Et Dieu fait plus que parler : il vient. La réponse de Dieu à la souffrance est de devenir homme en la personne de Jésus. Dieu ne crie pas depuis les cieux des explications furieuses de ses actions, comme le fait Élihu. Jésus ne nous accuse pas de mériter notre souffrance, comme le font les amis de Job (Jean 9.2-3). Jésus ne cherche pas à prouver sa propre innocence ni à mettre fin à sa souffrance, comme le fait Job (2 Corinthiens 5.21).
Au contraire, Dieu parle avec douceur à ceux qui souffrent (Matthieu 11.29). Jésus offre son propre corps comme défense de son amour envers nous. Jésus n’est pas venu défendre ni exercer sa justice, mais sa miséricorde (Jean 3.17).
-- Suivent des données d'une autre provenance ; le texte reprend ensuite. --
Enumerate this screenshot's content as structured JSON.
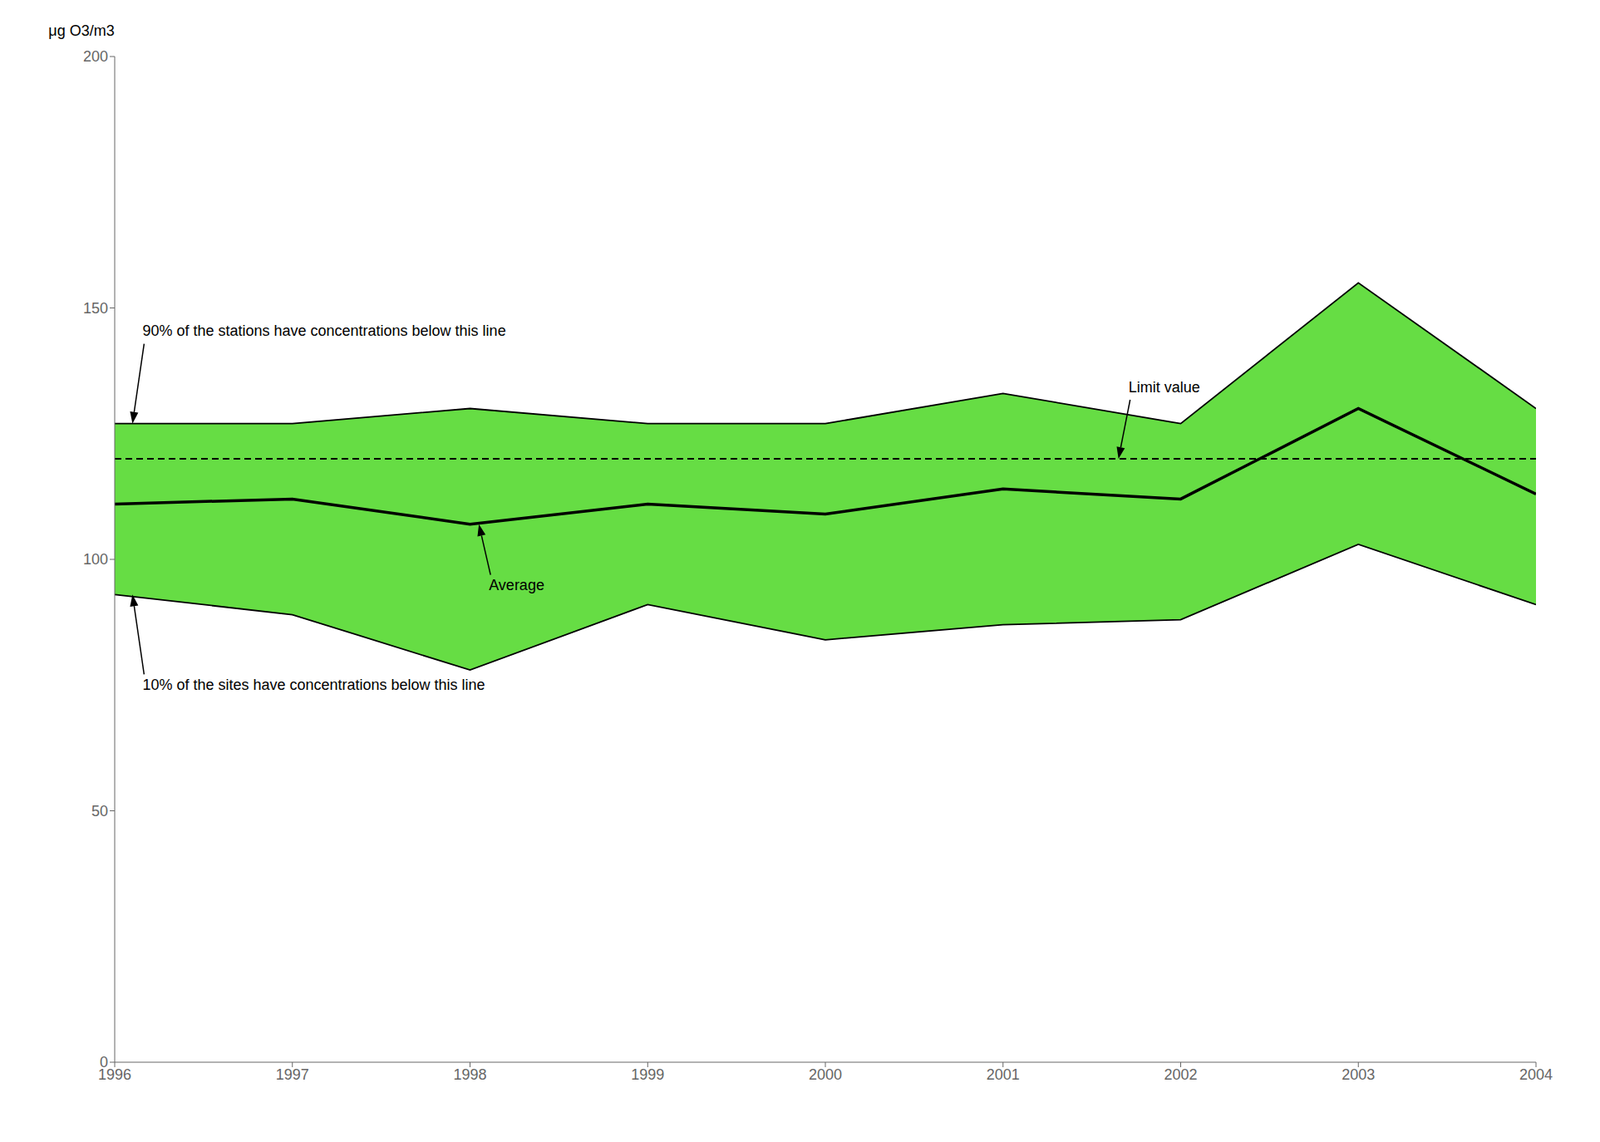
{
  "chart_data": {
    "type": "line",
    "ylabel": "μg O3/m3",
    "x": [
      1996,
      1997,
      1998,
      1999,
      2000,
      2001,
      2002,
      2003,
      2004
    ],
    "series": [
      {
        "type": "area",
        "color": "#66dd44",
        "values": [
          127,
          127,
          130,
          127,
          127,
          133,
          127,
          155,
          130
        ]
      },
      {
        "type": "line",
        "color": "#000000",
        "line_style": "solid",
        "values": [
          93,
          89,
          78,
          91,
          84,
          87,
          88,
          103,
          91
        ]
      },
      {
        "type": "line",
        "color": "#000000",
        "line_style": "thick",
        "values": [
          111,
          112,
          107,
          111,
          109,
          114,
          112,
          130,
          113
        ]
      }
    ],
    "limit": {
      "value": 120,
      "color": "#000000",
      "line_style": "dashed"
    },
    "annotations": [
      {
        "text": "90% of the stations have concentrations below this line",
        "x": 1996.1,
        "y": 127
      },
      {
        "text": "10% of the sites have concentrations below this line",
        "x": 1996.1,
        "y": 93
      },
      {
        "text": "Average",
        "x": 1998.05,
        "y": 107
      },
      {
        "text": "Limit value",
        "x": 2001.65,
        "y": 120
      }
    ],
    "xlim": [
      1996,
      2004
    ],
    "xticks": [
      1996,
      1997,
      1998,
      1999,
      2000,
      2001,
      2002,
      2003,
      2004
    ],
    "ylim": [
      0,
      200
    ],
    "yticks": [
      0,
      50,
      100,
      150,
      200
    ],
    "grid": false
  }
}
Lorsque nous croyons que Jésus et sa croix sont la parole ultime de Dieu au sujet de notre souffrance innocente, et lorsque nous refusons de nous accrocher à nos explications insuffisantes ou à nos accusations orgueilleuses, la croix adresse toujours une parole de réconfort à ceux qui souffrent.
Voyez par vous-même
Que le Saint Esprit ouvre vos yeux pour voir le Dieu qui parle. Et puissiez-vous voir en Jésus la parole ultime de consolation de Dieu adressée à ceux d’entre nous qui souffrent innocemment.